Und jetzt kommt das Meisterstück, das Endresultat, das Kemper Kabinet, das für Gitarristen, die den Profiler spielen, die Lücke schließt zwischen "fühlt sich fast so an wie ein Gitarrenlautsprecher" und "ist ein Gitarrenlautsprecher".
Im Kabinet arbeitet ein 12" Breitband- Speaker mit einem Whizzer Cone. Der Speaker hat also kein Horn und keinen Tweeter, sondern einen einzelnen Treiber.
Er kann ein Fullrange- Speaker sein, oder es werden ihm durch die DSP des Profilers die EQ- Imprints verschiedenster Speaker übergestülpt (mit korrektivem EQ, nehme ich an). Dazu gehören alle üblichen Verdächtigen: V30, Greenback, Creamback, Blue, verschiedene Jensens, JBL, EV und auch einige Raritäten wie z.B. Oxford Speaker. (Mehr sind für später geplant.).
Es läuft also so ab, dass vom Profiler über die Hauptausgänge das normale Signal inkl. der Kemper Cabs zum FOH geht, über den Monitor Out schalte ich die Kemper Cabs aber ab (Monitor Cab off) und höre das Kabinet mit dem Speaker- Imprint meiner Wahl.
Das funktioniert hervorragend und klingt wie ein Gitarrenlautsprecher, und zwar so wie der, den er jetzt als Imprint darstellen soll (einige Speaker, die hier vorhanden sind, habe ich ja selbst).
Der Knaller ist ein Parameter, der sich "Directivity" nennt. Damit kann ich quasi meine Position zum Speaker im Raum virtuell verstellen, ohne das Kabinet selbst zu bewegen. Kurz gesagt: Hohe Directivity = viel Beam, wenig Directivity = wenig Beam (als wenn ich total Off axis stehen würde). Dieses Feature wird live extrem nützlich sein, wenn das Kabinet auf der Bühne abgestellt wird und ich mir den Sweet Spot im Verhältnis zu dem Punkt, wo ich auf der ybühne zu stehen habe, per Directivity einregle. Ich kann den Parameter sogar z.B. während des Soundchecks auf ein Pedal legen und durchmorphen, um zu schauen, was für mich passt, ohne dabei mit dem Spielen aufhören zu müssen.
Ziemlich genial ist auch, dass ich in den Aux- In des Profilers ein Fullrange- Signal (zugespielte Musik zum Beispiel) einspeisen kann, dass von der Box Fullrange gespielt wird, während ich mit der Gitarre einen Speaker- Imprint mit beispielsweise einem Greenback benutze.
Im Fullrange Modus klingt die Box sehr gut, wie ein sehr guter Monitor, und eine Acoustic kommt sehr gut darüber.
Aber mit der E- Gitarre werde ich nur noch Imprints benutzen, ganz klar!
Was gibts noch zu sagen?
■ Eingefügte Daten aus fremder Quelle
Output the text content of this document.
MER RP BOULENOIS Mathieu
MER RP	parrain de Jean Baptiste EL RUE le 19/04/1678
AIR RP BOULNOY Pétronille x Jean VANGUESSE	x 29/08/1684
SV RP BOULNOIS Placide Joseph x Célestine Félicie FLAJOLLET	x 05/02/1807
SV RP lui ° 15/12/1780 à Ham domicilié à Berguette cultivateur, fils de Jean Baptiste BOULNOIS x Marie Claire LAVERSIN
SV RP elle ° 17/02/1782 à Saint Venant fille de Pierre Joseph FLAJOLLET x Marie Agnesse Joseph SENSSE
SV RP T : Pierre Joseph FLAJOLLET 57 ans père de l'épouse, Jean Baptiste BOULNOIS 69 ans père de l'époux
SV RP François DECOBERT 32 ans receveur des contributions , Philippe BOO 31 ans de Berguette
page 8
Der Form-Faktor ist super.
Sehr elegant, sehr wertig gebaut.
Dabei überraschend klein, kleiner als die 1x12 Palmer- Box zum Beispiel.
Und mit knapp über 11 kg überraschend leicht.
User anderer Systeme wie Helix, Axe-Fx usw. können das Kabinet leider nur als Fullrange- Box nutzen, da die Imprints aus der DSP des Profilers kommen. Damit baut Kemper sein Ökosystem weiter aus, was aus unternehmerischer Sicht sicher ein kluger Schritt ist.
Man kann den Speaker übrigens auch ohne das Kabinett einzeln, als 2er oder auch als 4er- Pack kaufen (gar nicht mal so teuer). und z.B. seine Lieblings- 4x12" damit auszustatten.
Um mein Fazit mal ganz unverkürzt zusammenzufassen:
Ich bin begeistert.Das ist wirklich etwas so noch nie Dagewesenes!